'Rapides' by Gina Mercer | States of Poetry Tasmania - Series Two
La rivière Bow, Banff, Spring 2016
The light gets tired, he writes, and I wonder if water, too, can get weary with all that
flowing & sliding & washing away. In the hotel swimming pool the water looks
weary, constantly banging its soft body against concrete, making the effort to dimple
upwards when disturbed, entered, by our alien soft bodies. Unable to affect any kind
of escape, all means of subversive seeping or flowing being thwarted by hard-faced
concrete & engineers.
But here, this rivière, this water, is energy is wild filling air & eyes, slooshing the
rocky channel … no river bed this, no slouching, idling or sleeping for this river, it’s a
race, a race way, this river is spray & slalom & burble & sing … singing clear, green,
clarity, glacier, white, clarity … rushing through & over & free, so busy & big the
tourists can’t talk on their mobiles. It’s all river & strong & river & loud & over the
waterfall, this miracle of light & sound & water & sound & gravity & light & air &
water & water … they might label it, confine it inside the word {waterfall} – but this
river is not falling – nothing as passive as a fall … not for this dynamo …

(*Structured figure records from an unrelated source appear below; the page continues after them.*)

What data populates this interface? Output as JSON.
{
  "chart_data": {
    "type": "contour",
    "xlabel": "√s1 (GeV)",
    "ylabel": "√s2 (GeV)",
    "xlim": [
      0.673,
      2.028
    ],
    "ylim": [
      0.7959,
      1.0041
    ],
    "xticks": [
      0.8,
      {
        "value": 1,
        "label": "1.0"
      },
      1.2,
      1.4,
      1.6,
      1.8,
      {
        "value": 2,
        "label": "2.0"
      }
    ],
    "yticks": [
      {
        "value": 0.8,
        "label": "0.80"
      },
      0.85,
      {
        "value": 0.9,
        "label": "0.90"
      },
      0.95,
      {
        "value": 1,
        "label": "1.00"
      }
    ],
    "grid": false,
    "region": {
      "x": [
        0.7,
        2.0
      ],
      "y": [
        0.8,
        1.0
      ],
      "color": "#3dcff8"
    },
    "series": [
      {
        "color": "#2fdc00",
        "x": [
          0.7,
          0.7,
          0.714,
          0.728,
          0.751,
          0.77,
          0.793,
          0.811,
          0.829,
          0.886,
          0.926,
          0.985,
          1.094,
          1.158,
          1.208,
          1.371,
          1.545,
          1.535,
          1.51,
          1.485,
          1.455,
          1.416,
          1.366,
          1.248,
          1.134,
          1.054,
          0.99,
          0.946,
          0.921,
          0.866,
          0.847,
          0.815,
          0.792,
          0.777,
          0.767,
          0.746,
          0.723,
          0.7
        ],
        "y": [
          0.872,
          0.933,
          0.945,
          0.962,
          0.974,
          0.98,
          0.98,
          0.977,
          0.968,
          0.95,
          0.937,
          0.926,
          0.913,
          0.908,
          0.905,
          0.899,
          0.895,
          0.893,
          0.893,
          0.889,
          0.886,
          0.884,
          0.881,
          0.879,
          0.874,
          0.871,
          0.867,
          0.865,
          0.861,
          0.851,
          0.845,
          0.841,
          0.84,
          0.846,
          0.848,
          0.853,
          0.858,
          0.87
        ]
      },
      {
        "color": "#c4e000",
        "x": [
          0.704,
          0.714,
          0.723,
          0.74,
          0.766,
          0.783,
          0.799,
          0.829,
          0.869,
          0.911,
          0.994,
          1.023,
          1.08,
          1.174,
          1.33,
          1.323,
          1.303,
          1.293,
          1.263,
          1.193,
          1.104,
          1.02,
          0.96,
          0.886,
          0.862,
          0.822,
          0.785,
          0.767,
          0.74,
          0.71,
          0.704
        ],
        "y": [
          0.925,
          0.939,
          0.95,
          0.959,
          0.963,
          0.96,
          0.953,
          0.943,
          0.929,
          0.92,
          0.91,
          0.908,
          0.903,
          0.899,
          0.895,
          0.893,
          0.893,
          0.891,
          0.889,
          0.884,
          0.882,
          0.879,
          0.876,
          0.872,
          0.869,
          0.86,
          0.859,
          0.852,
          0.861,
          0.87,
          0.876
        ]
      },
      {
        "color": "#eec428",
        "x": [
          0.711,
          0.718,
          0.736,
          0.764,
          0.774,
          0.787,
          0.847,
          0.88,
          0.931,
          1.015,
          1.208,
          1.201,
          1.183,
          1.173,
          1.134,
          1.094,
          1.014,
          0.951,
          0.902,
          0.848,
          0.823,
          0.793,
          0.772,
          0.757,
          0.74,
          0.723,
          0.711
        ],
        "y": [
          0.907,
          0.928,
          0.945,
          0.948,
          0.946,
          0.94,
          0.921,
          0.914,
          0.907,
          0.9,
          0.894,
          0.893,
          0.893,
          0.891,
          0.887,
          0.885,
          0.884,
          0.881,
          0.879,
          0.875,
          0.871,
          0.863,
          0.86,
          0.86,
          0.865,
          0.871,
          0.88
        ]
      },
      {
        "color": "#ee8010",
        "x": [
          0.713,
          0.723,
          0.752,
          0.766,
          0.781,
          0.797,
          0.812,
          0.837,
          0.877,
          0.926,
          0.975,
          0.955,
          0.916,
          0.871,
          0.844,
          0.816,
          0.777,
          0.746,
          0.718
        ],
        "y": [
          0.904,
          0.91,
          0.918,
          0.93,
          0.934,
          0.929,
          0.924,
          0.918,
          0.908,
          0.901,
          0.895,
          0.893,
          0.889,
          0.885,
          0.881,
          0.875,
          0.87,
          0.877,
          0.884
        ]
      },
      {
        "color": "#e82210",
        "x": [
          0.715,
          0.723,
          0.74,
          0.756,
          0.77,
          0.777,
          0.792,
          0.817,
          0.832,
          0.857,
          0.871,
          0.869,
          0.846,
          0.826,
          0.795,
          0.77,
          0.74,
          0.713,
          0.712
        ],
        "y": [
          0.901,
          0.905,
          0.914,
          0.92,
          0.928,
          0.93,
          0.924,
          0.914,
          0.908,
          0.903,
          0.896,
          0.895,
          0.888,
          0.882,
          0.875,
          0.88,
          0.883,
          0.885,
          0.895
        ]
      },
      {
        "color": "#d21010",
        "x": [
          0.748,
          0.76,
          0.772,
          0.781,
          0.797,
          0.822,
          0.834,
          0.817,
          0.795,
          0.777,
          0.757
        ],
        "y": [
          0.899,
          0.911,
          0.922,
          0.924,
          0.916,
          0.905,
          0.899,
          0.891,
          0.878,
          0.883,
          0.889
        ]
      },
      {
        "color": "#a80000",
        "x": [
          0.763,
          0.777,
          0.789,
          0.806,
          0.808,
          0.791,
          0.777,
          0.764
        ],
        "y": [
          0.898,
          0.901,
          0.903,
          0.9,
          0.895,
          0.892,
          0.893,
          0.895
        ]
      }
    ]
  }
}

it is charging & zinging over the rocks, rapide rapide indeed – it sings as it burns
along, flows over, smoothing edges from the stubborn ancient rocks, singing &
zinging air & skin, all energy & chi & off to the waiting valleys & seas & eager, eager
for its next transformation, incarnation… no, this water body cannot countenance
tired or weary, it is rapide rapide along its race way… this water, the very definition
of irrepressible
Quote from Bruce Beasley’s ‘The Discredited Hypothesis of Tired Light’, Lord Brain: Poems, University of Georgia Press, 2005, page 23.